Iteration 09: implementation

Here's an implementation that make the test pass:

public class HashTable<K, V> extends iter08.HashTable<K, V> {
  @Override
  public final String toString() {
    var sb = new StringBuilder();

    sb.append(
      """
      +-----+-----+-----+
      | idx | key | val |
      +-----+-----+-----+
      """);

    for (int idx = 0; idx < keys.length; idx++) {
      var key = keys[idx];

      if (key != null) {
        var value = values[idx];

        sb.append("| %3d | %3s | %3s |\n".formatted(idx, key, value));
      } else {
        sb.append("| %3d |     |     |\n".formatted(idx));
      }
    }

    sb.append("+-----+-----+-----+\n");

    return sb.toString();
  }
}
Enter fullscreen mode Exit fullscreen mode

It starts by writing the table header.

It then loops through the keys array. If a non-null key is found, it writes, in order, the current array index, the key itself and the mapped value. If the key is null it only writes the array index.

It ends by writing the table footer.

Iteration 10: handling hash collision during put operations

Let's (at last) begin the implementation of the hash collision handling code of our hash table.

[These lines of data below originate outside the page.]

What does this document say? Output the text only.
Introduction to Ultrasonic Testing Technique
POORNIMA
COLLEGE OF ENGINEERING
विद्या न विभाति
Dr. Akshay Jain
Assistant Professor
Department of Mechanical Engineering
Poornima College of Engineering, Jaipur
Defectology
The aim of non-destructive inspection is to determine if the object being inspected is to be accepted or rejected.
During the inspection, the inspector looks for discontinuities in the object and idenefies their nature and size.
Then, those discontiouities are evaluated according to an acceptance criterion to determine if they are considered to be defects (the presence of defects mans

We'll focus on put operations initially.

In this iteration we will put a series of distinct mappings that "want to stay in the same bucket".

Iteration 10: test case

With the help of our Key class created earlier, we create our test case:

public class HashTableTest {
  @Test(description = """
  put() method

  - handle hash collisions
  - no value replacement
  """)
  public void iter10() {
    var ht = new HashTable<Key, String>();

    var a = new Key("AAA", 2);
    var b = new Key("BBB", 2);
    var c = new Key("CCC", 2);

    assertEquals(ht.put(a, "aaa"), null);
    assertEquals(ht.put(b, "bbb"), null);
    assertEquals(ht.put(c, "ccc"), null);

    assertEquals(
      ht.toString(),
      """
      +-----+-----+-----+
      | idx | key | val |
      +-----+-----+-----+
      |   0 | CCC | ccc |
      |   1 |     |     |
      |   2 | AAA | aaa |
      |   3 | BBB | bbb |
      +-----+-----+-----+
      """
    );
  }
}
Enter fullscreen mode Exit fullscreen mode

We create three Key instances a, b and c in such way that:

  • they are all distinct to each other; and
  • they all produce the same hash code value.

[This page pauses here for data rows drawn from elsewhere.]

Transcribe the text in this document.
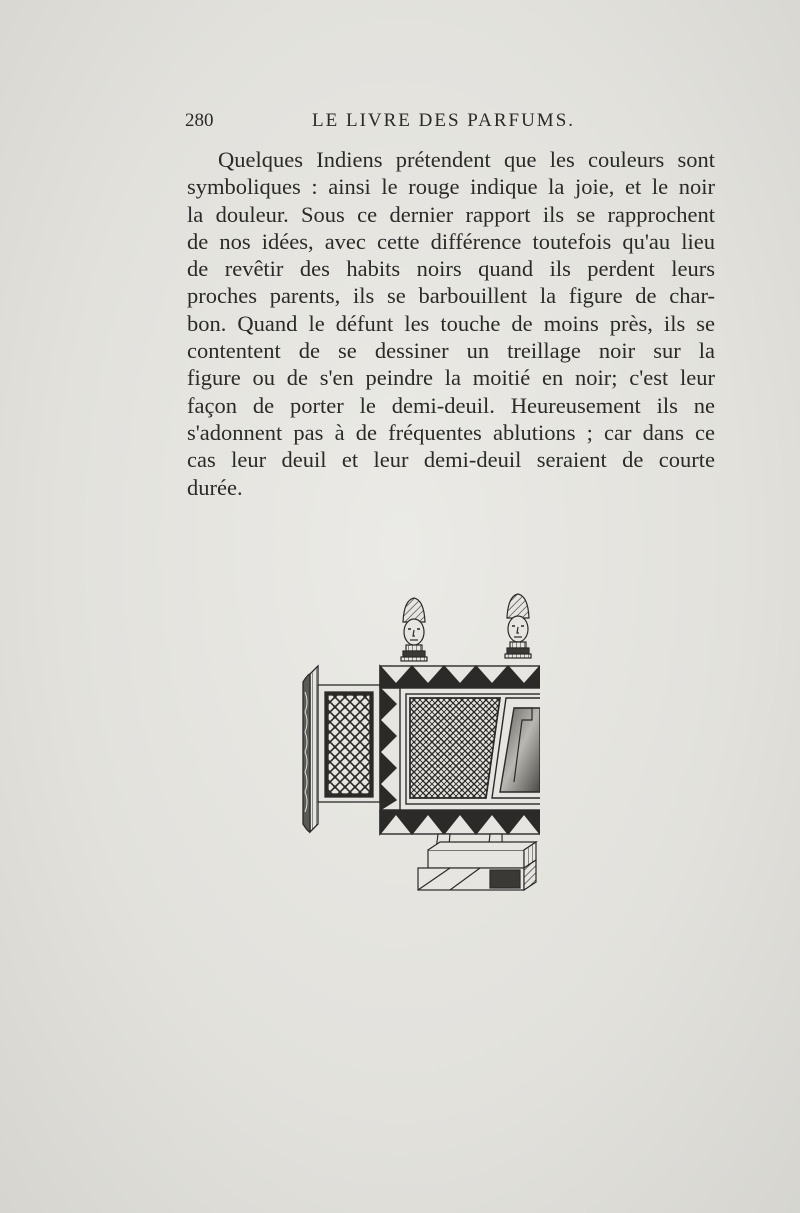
280	LE LIVRE DES PARFUMS.
Quelques Indiens prétendent que les couleurs sont
symboliques : ainsi le rouge indique la joie, et le noir
la douleur. Sous ce dernier rapport ils se rapprochent
de nos idées, avec cette différence toutefois qu'au lieu
de revêtir des habits noirs quand ils perdent leurs
proches parents, ils se barbouillent la figure de char-
bon. Quand le défunt les touche de moins près, ils se
contentent de se dessiner un treillage noir sur la
figure ou de s'en peindre la moitié en noir; c'est leur
façon de porter le demi-deuil. Heureusement ils ne
s'adonnent pas à de fréquentes ablutions ; car dans ce
cas leur deuil et leur demi-deuil seraient de courte
durée.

Therefore, keys a, b and c are guaranteed to cause hash collisions in our hash table. When associated with a value via the put method, they will all try to occupy the bucket idx = 2.

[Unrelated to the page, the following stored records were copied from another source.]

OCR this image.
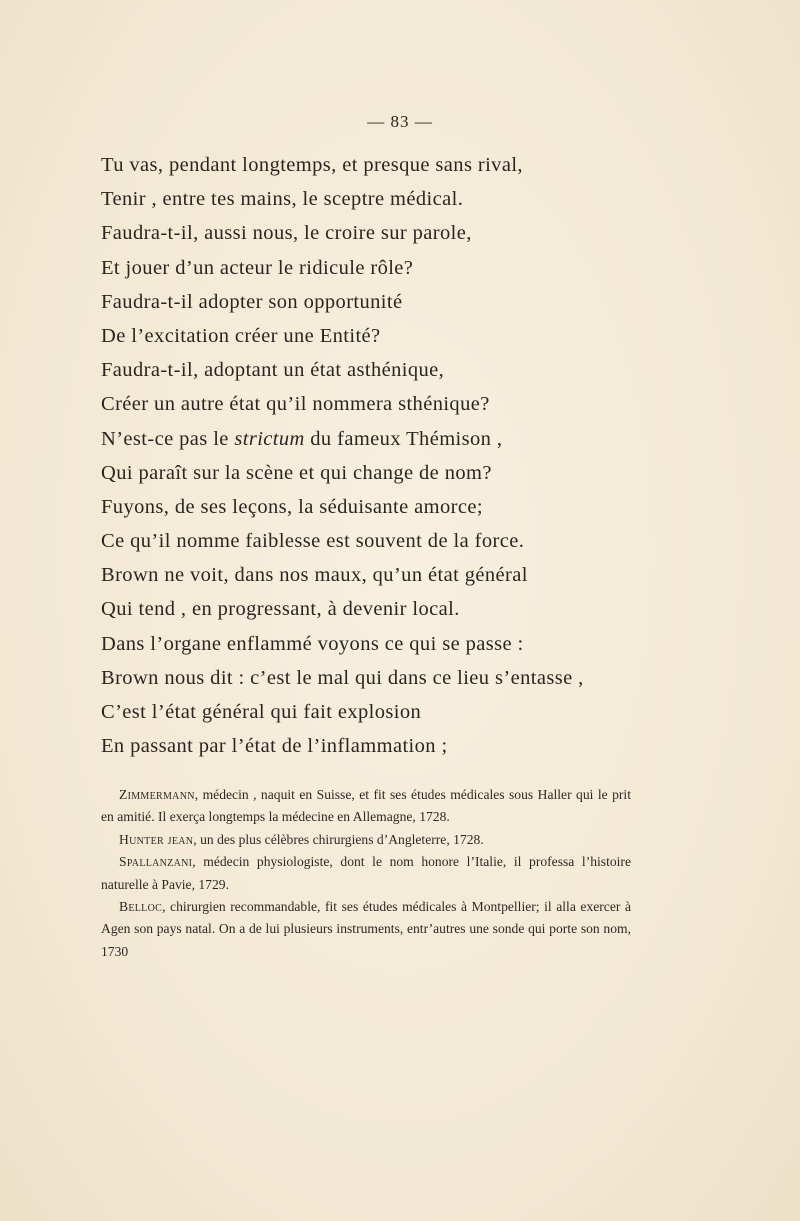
— 83 —
Tu vas, pendant longtemps, et presque sans rival,
Tenir , entre tes mains, le sceptre médical.
Faudra-t-il, aussi nous, le croire sur parole,
Et jouer d’un acteur le ridicule rôle?
Faudra-t-il adopter son opportunité
De l’excitation créer une Entité?
Faudra-t-il, adoptant un état asthénique,
Créer un autre état qu’il nommera sthénique?
N’est-ce pas le strictum du fameux Thémison ,
Qui paraît sur la scène et qui change de nom?
Fuyons, de ses leçons, la séduisante amorce;
Ce qu’il nomme faiblesse est souvent de la force.
Brown ne voit, dans nos maux, qu’un état général
Qui tend , en progressant, à devenir local.
Dans l’organe enflammé voyons ce qui se passe :
Brown nous dit : c’est le mal qui dans ce lieu s’entasse ,
C’est l’état général qui fait explosion
En passant par l’état de l’inflammation ;

Zimmermann, médecin , naquit en Suisse, et fit ses études médicales sous Haller qui le prit en amitié. Il exerça longtemps la médecine en Allemagne, 1728.

Hunter jean, un des plus célèbres chirurgiens d’Angleterre, 1728.

Spallanzani, médecin physiologiste, dont le nom honore l’Italie, il professa l’histoire naturelle à Pavie, 1729.

Belloc, chirurgien recommandable, fit ses études médicales à Montpellier; il alla exercer à Agen son pays natal. On a de lui plusieurs instruments, entr’autres une sonde qui porte son nom, 1730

But, of course, only a single key can occupy that bucket at any given time. In other words, the first put will occupy the bucket; the keys of the subsequent put operations will have to look for alternative buckets.

The final internal disposition in our hash table is given by the toString assertion. How did we get to this exact disposition depicted by the toString output?

Iteration 10: linear probing

As all of the keys in our current test produce the same hash code value, they will all try to occupy the same bucket.

The hash table is empty when we associate key a to its value. So the a mapping occupies the bucket with index idx = 2.

When we try to associate key b to its value, that bucket it is already taken by key a. So we have key b occupy the next empty cell in the array. The next empty bucket is the one with index idx = 3 and that's where the b mapping is stored.

When we try to associate key c to its value it also wants to stay at bucket idx = 2. As it is occupied by key a, it tries the next cell. As the next cell is occupied by key b it tries the next cell.
Except there's no next cell: we are at the end of the array. So it tries again from the start of the array, idx = 0. As idx = 0 is empty that's where key c stays.

So that's how we got to the toString assertion:

assertEquals(
  ht.toString(),
  """
  +-----+-----+-----+
  | idx | key | val |
  +-----+-----+-----+
  |   0 | CCC | ccc |
  |   1 |     |     |
  |   2 | AAA | aaa |
  |   3 | BBB | bbb |
  +-----+-----+-----+
  """
);
Enter fullscreen mode Exit fullscreen mode

This technique of resolving hash collisions by "probing" for the next empty cell is called linear probing. You should know that there are more ways to handle hash collisions. This is just one of the possible solutions.

In the JDK, the following JDK classes use the same linear probing solution:

The first is the one returned by the Map.of methods when two or more mapping are specified. The second is the one returned by the Set.of methods when three or more elements are specified. I should note that these are the values returned by the methods at time of writing.

Iteration 10: running our test

Running our test against the previous implementation fails:

java.lang.UnsupportedOperationException: Implement me
    at iter07.HashTable.put2(HashTable.java:29)
    at iter07.HashTable.put1(HashTable.java:25)
    at iter03.HashTable.put0(HashTable.java:39)
    at iter02.HashTable.put(HashTable.java:25)
    at iter10.HashTableTest.iter10(HashTableTest.java:38)
Enter fullscreen mode Exit fullscreen mode

It reaches a branch of our code we did not implement yet. The stack trace indicates it is part of the code written during iteration #07.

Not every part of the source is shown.